A-CREB inhibits DNA binding activity of CREB. The inhibition of CREB DNA binding activity is leucine zipper specific. (A) A-CREB, but not A-VBP or A-Fos, inhibits the DNA binding activity of the DNA binding domain of CREB. An EMSA was performed with a 25-bp double-stranded DNA oligonucleotide containing a consensus CRE and the DNA binding domain of CREB (5 × 10⁻⁶ M; lane 2).
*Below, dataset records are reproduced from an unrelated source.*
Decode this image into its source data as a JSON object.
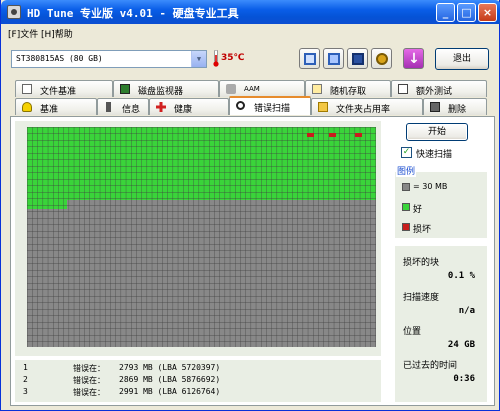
{
  "window": {
    "title": "HD Tune  专业版  v4.01 - 硬盘专业工具",
    "min_glyph": "_",
    "max_glyph": "□",
    "close_glyph": "×"
  },
  "menu": {
    "file": "[F]文件",
    "help": "[H]帮助"
  },
  "toolbar": {
    "drive": "ST380815AS (80 GB)",
    "temperature": "35℃",
    "exit_label": "退出",
    "download_glyph": "↓"
  },
  "tabs_row1": [
    {
      "label": "文件基准",
      "icon": "file-benchmark-icon"
    },
    {
      "label": "磁盘监视器",
      "icon": "disk-monitor-icon"
    },
    {
      "label": "AAM",
      "icon": "speaker-icon"
    },
    {
      "label": "随机存取",
      "icon": "random-access-icon"
    },
    {
      "label": "额外测试",
      "icon": "extra-tests-icon"
    }
  ],
  "tabs_row2": [
    {
      "label": "基准",
      "icon": "benchmark-icon"
    },
    {
      "label": "信息",
      "icon": "info-icon"
    },
    {
      "label": "健康",
      "icon": "health-icon"
    },
    {
      "label": "错误扫描",
      "icon": "error-scan-icon",
      "active": true
    },
    {
      "label": "文件夹占用率",
      "icon": "folder-usage-icon"
    },
    {
      "label": "删除",
      "icon": "erase-icon"
    }
  ],
  "scan": {
    "start_label": "开始",
    "quick_scan_label": "快速扫描",
    "quick_scan_checked": true,
    "quick_scan_check": "✓"
  },
  "legend": {
    "title": "图例",
    "block_size": "= 30 MB",
    "good": "好",
    "bad": "损坏",
    "colors": {
      "unscanned": "#888888",
      "good": "#3ad43a",
      "bad": "#c81d1d"
    }
  },
  "stats": {
    "damaged_blocks_label": "损坏的块",
    "damaged_blocks_value": "0.1 %",
    "scan_speed_label": "扫描速度",
    "scan_speed_value": "n/a",
    "position_label": "位置",
    "position_value": "24 GB",
    "elapsed_label": "已过去的时间",
    "elapsed_value": "0:36"
  },
  "errors": [
    {
      "index": "1",
      "label": "错误在：",
      "value": "2793 MB  (LBA 5720397)"
    },
    {
      "index": "2",
      "label": "错误在：",
      "value": "2869 MB  (LBA 5876692)"
    },
    {
      "index": "3",
      "label": "错误在：",
      "value": "2991 MB  (LBA 6126764)"
    }
  ]
}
The binding reaction mixture contained 1.0 molar equivalent of A-CREB (lane 3), A-VBP (lane 4), or A-Fos (lane 5). (B) A-CREB, but not A-Fos, A-C/EBP, or A-VBP, inhibits the DNA binding activity of full-length CREB. Increasing concentrations (10⁻⁸ M, 3 × 10⁻⁷ M, 10⁻⁷ M, 3 × 10⁻⁶ M, and 10⁻⁶ M) of A-CREB, A-Fos, A-C/EBP, or A-VBP were added to the reaction mixture containing CREB (2 × 10⁻⁷ M), and an EMSA was performed as for panel A. (C) A-CREB does not inhibit a Fos-Jun complex from binding to the AP-1 site. An EMSA was performed with a probe containing an AP-1 site (lane 1). A Fos-Jun complex (5 × 10⁻⁷ M) binds DNA (lane 2), and 1 molar equivalent of A-Fos completely inhibits Fos-Jun DNA binding (lane 3). Neither A-VBP (lane 4) nor A-CREB (lane 5) inhibits AP-1 DNA binding activity. (D) A-CREB does not inhibit DNA binding activity of C/EBP. An EMSA was performed with a probe containing a C/EBP binding site (lane 1). C/EBP (10⁻⁸ M) was challenged with A-C/EBP or A-CREB at 1, 3, and 10 molar excesses. A-C/EBP completely inhibits C/EBP binding (lanes 3 to 5), while A-CREB has no effect on C/EBP DNA binding activity (lanes 6 to 8).